After a month and a half in Asia visiting Seoul, Tokyo, Malaysian Borneo and Indonesia, time had flown and Christmas was right around the corner. Luckily, my family graciously joined us in our next destination… Sri Lanka!

This island country lies just off the eastern coast of India in the Indian ocean and hosts a variety of terrains from coastal plains in the north to mountainous areas in the central-south. Being so close to the Indian continent, its influences are strongly felt in the culture and food, with remnants of European colonization in some areas. From 1985 to 2006, Sri Lanka was torn by civil war, and, as a result, the country’s tourism industry was quite small. The relative stability of recent years has translated into an influx of tourists, enabling the discovery of its rich history. Today, Sri Lanka has the highest level of human development in South Asia and the second-highest GDP per capita in the region.
Our trip started out in the capital, Colombo. My boyfriend and I arrived late in the evening, and after few too many hours sleeping, joined my family at the airport for a warm welcome. Bleary eyed but finally together, this trip could begin!



Our first stop was Sigiriya, where lies the UNESCO world heritage site, the “Ancient city of Sigiriya”, an ancient rock fortress which hosted the palace and capital of a Sri Lankan king before eventually becoming a buddhist monastery. The palace itself lied atop the 180m high rock and was surrounded with what became some of the oldest landscaped gardens in the world. Also known as “Lion’s Rock”, it takes its name from the lion-shaped entrance to the palace found on its mid-tier plateau.




As a visitor, you enter the site through the gardens, and slowly make your way up along various terraces, through the Lion’s entrance to the top of the rock. Not only is the archeological site impressive, but the views of the surrounding area too.

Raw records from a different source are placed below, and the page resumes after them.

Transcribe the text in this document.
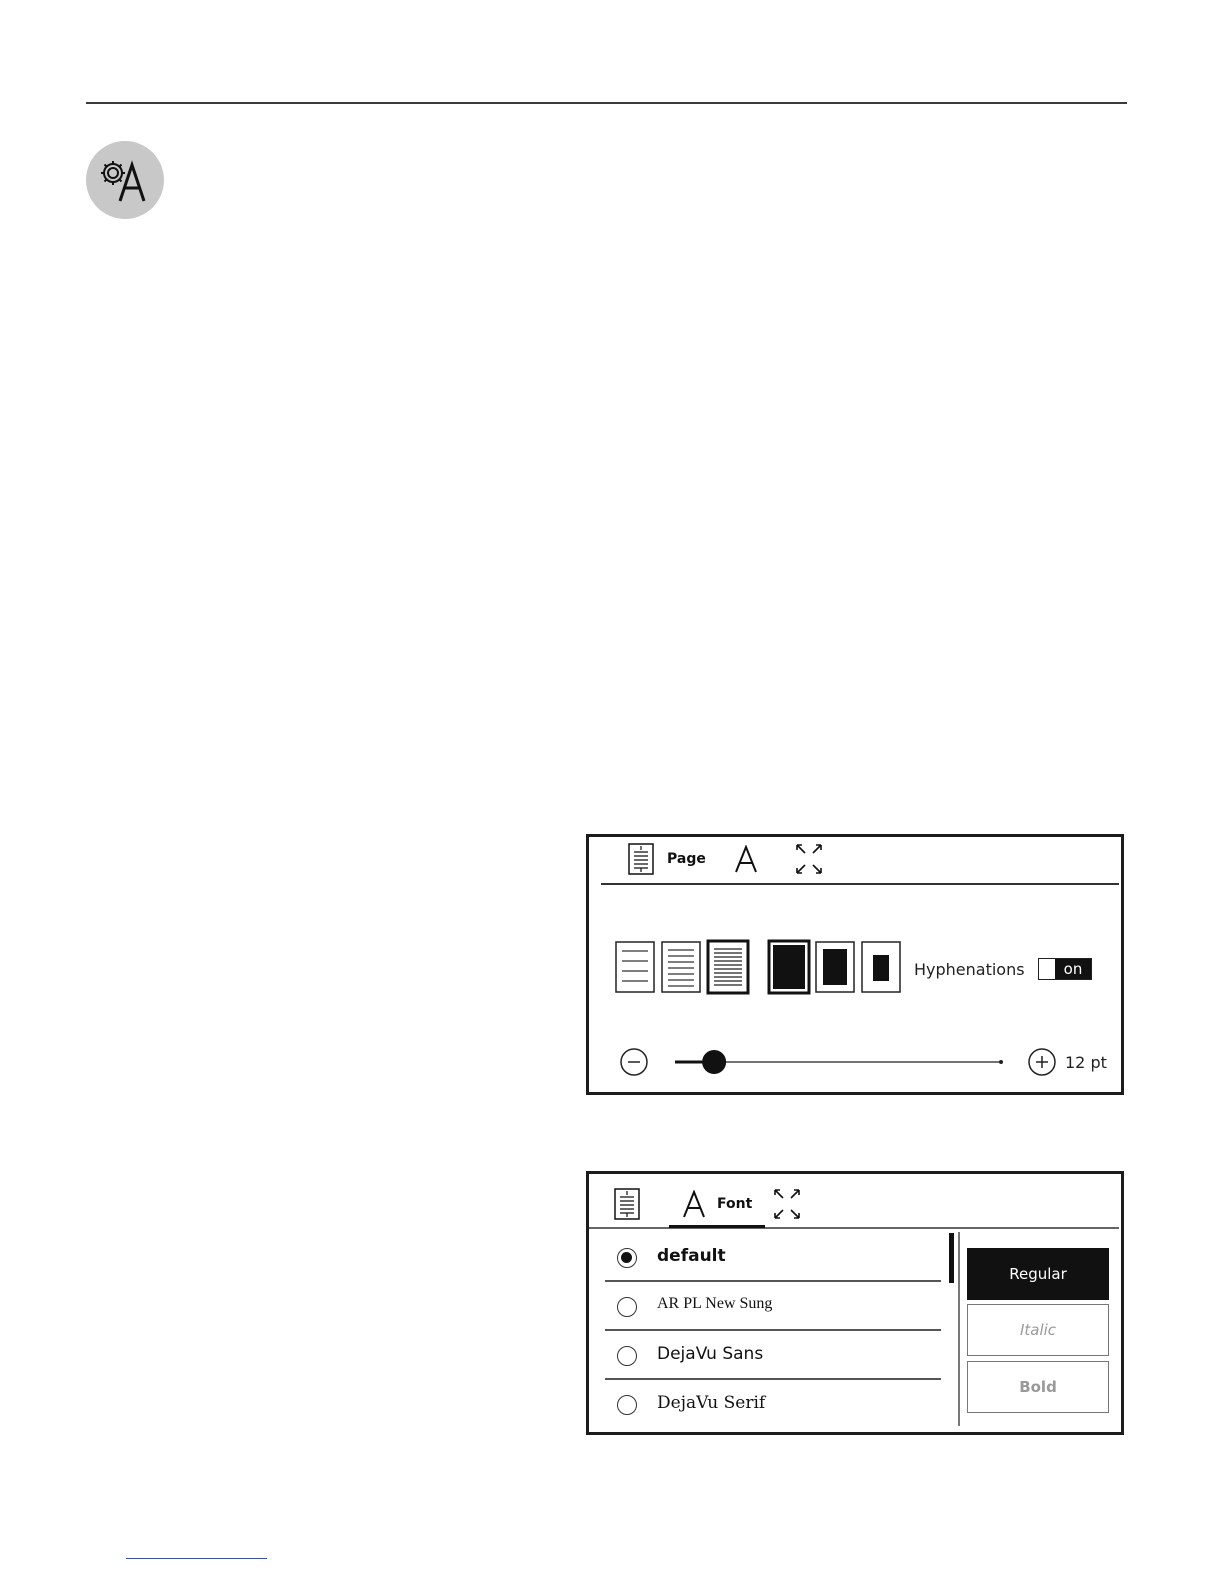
Page
Hyphenations	on
12 pt
Font
default
AR PL New Sung
DejaVu Sans
DejaVu Serif
Regular
Italic
Bold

Next up was a visit to Kandy, the last capital of the Sinhalese monarchy before European colonization, and the cultural capital of Sri Lanka today. We were there to visit The Temple of the Sacred Tooth Relic, a Buddhist temple housing a relic of the tooth of Buddha and inscribed on the UNESCO World Heritage List. In local custom, whoever holds the relic also holds the right to govern the country. As such, the temple and its tooth has been deeply intertwined with local politics and the tooth has been located in various royal buildings in the area.

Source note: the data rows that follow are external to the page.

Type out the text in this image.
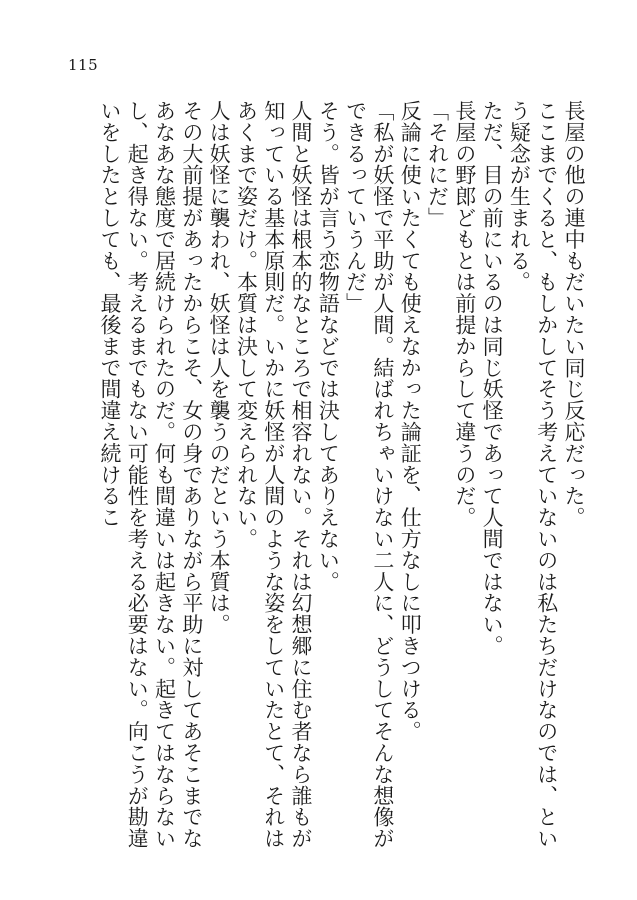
115

長屋の他の連中もだいたい同じ反応だった。

ここまでくると、もしかしてそう考えていないのは私たちだけなのでは、という疑念が生まれる。

ただ、目の前にいるのは同じ妖怪であって人間ではない。

長屋の野郎どもとは前提からして違うのだ。

「それにだ」

反論に使いたくても使えなかった論証を、仕方なしに叩きつける。

「私が妖怪で平助が人間。結ばれちゃいけない二人に、どうしてそんな想像ができるっていうんだ」

そう。皆が言う恋物語などでは決してありえない。

人間と妖怪は根本的なところで相容れない。それは幻想郷に住む者なら誰もが知っている基本原則だ。いかに妖怪が人間のような姿をしていたとて、それはあくまで姿だけ。本質は決して変えられない。

人は妖怪に襲われ、妖怪は人を襲うのだという本質は。

その大前提があったからこそ、女の身でありながら平助に対してあそこまでなあなあな態度で居続けられたのだ。何も間違いは起きない。起きてはならないし、起き得ない。考えるまでもない可能性を考える必要はない。向こうが勘違いをしたとしても、最後まで間違え続けるこ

Visitors and believers travel from all over to visit the temple and see the tooth. We had the chance to attend one of the daily ceremonies where the tooth gets exhibited. Mingling with the faithful dressed in white, we were witnesses to the religious ardour that accompanies one of the best-known Buddha relics.




From Kandy, we were off to “Adam’s Peak”. A sacred site, the mountain has a 1.8m footprint at its top which is said to belong either to Shiva, Vishnu, Buddha or Adam, depending on your religious affinities. You can reach the top by way of an almost-eternal staircase that meanders along the mountain’s ridge.
A 5km upward climb with a 1km elevation gain, the way up is a definite test of faith and physical ability. We had heard of other travellers, out of time, needing to turn around just a few hundred meters shy from the summit because of the mass of pilgrims still before them. We therefore left in the early hours of the day to attempt to reach the summit by daylight. To our surprise, even if it was Christmas day, the way up was free of throngs of people and only held a few devout. We reached the summit in little less than two hours and waited for the sun to rise while enjoying a hot cup of tea from one of the many shops along the way.

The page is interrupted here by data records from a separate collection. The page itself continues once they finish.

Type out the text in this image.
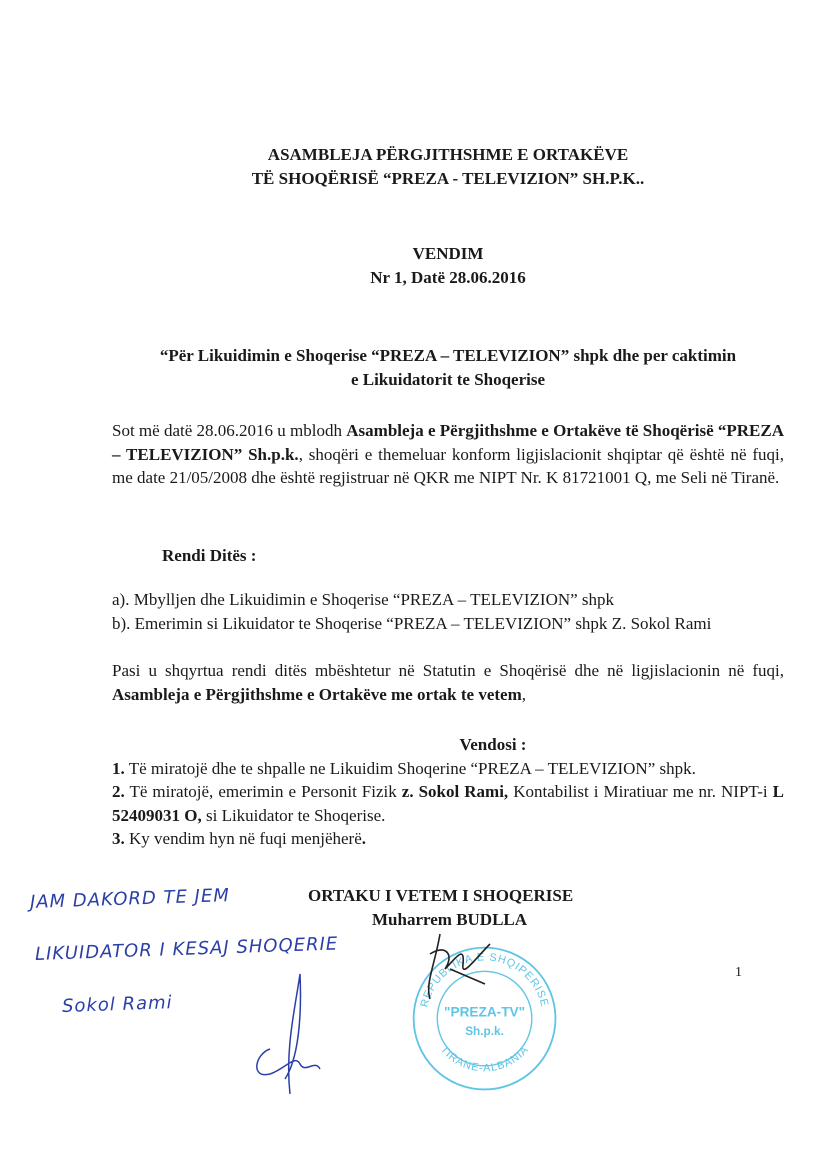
ASAMBLEJA PËRGJITHSHME E ORTAKËVE
TË SHOQËRISË “PREZA - TELEVIZION” SH.P.K..
VENDIM
Nr 1, Datë 28.06.2016
“Për Likuidimin e Shoqerise “PREZA – TELEVIZION” shpk dhe per caktimin
e Likuidatorit te Shoqerise
Sot më datë 28.06.2016 u mblodh Asambleja e Përgjithshme e Ortakëve të Shoqërisë “PREZA – TELEVIZION” Sh.p.k., shoqëri e themeluar konform ligjislacionit shqiptar që është në fuqi, me date 21/05/2008 dhe është regjistruar në QKR me NIPT Nr. K 81721001 Q, me Seli në Tiranë.
Rendi Ditës :
a). Mbylljen dhe Likuidimin e Shoqerise “PREZA – TELEVIZION” shpk
b). Emerimin si Likuidator te Shoqerise “PREZA – TELEVIZION” shpk Z. Sokol Rami
Pasi u shqyrtua rendi ditës mbështetur në Statutin e Shoqërisë dhe në ligjislacionin në fuqi, Asambleja e Përgjithshme e Ortakëve me ortak te vetem,
Vendosi :
1. Të miratojë dhe te shpalle ne Likuidim Shoqerine “PREZA – TELEVIZION” shpk.
2. Të miratojë, emerimin e Personit Fizik z. Sokol Rami, Kontabilist i Miratiuar me nr. NIPT-i L 52409031 O, si Likuidator te Shoqerise.
3. Ky vendim hyn në fuqi menjëherë.
REPUBLIKA E SHQIPERISE
TIRANE-ALBANIA
"PREZA-TV"
Sh.p.k.
ORTAKU I VETEM I SHOQERISE
Muharrem BUDLLA
JAM DAKORD TE JEM
LIKUIDATOR I KESAJ SHOQERIE
Sokol Rami
1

Over the course of the past few days we had gone from the dry plans of northern Sri Lanka with Sigiriya to lowland rainforest in Kandy, slowly heading up to the Central Highlands, a mountainous region in the central-south of Sri Lanka, were we were then. After a well-deserved breakfast and nap, we were on our way to the main reason of our trip here, hiking among the tea plantations.



With a guide, we hiked through tea plantations by taking a mix of trails and public and private roads, the sun warm on our faces inhaling the crisp mountain air. We watched workers pick the young tea leaves, their dexterity and skill evident. We spent four days hiking, slowly moving from Nuwara Eliya to Ella, trying our best to avoid the pesty leeches on our path, taking dips in waterfalls and thoroughly enjoying the views. Because of British influence, many of the cities we visited kept architectural details from the period, but none left as undeniable a mark in the region as the endless tea plantations.



After four days of warm sunshine, delicious tea and lots of hiking, the day of our safari had arrived. Yes, a safari! Sri Lanka has an abundant flora and fauna including elephants, leopards, buffalos and crocodiles. We left the highlands for Udawalawe National Park which is home to herds of elephants. What a joy to observe these animals in the wild!



Our final days in Sri Lanka were spent enjoying the country’s amazing beaches in Tangalle, celebrating the New Year, and visiting Galle on our way back to Colombo. I became quite ill with a stomach bug during this part of the trip, and couldn’t quite enjoy the last days. Trying to find solace in this ending, it is but another reason to come back. Our trip was ever too short to enjoy all that Sri Lanka has to offer but, as a family, we were glad to have been able to see so much and spend the holidays together.
From my family to yours, have a wonderful 2026!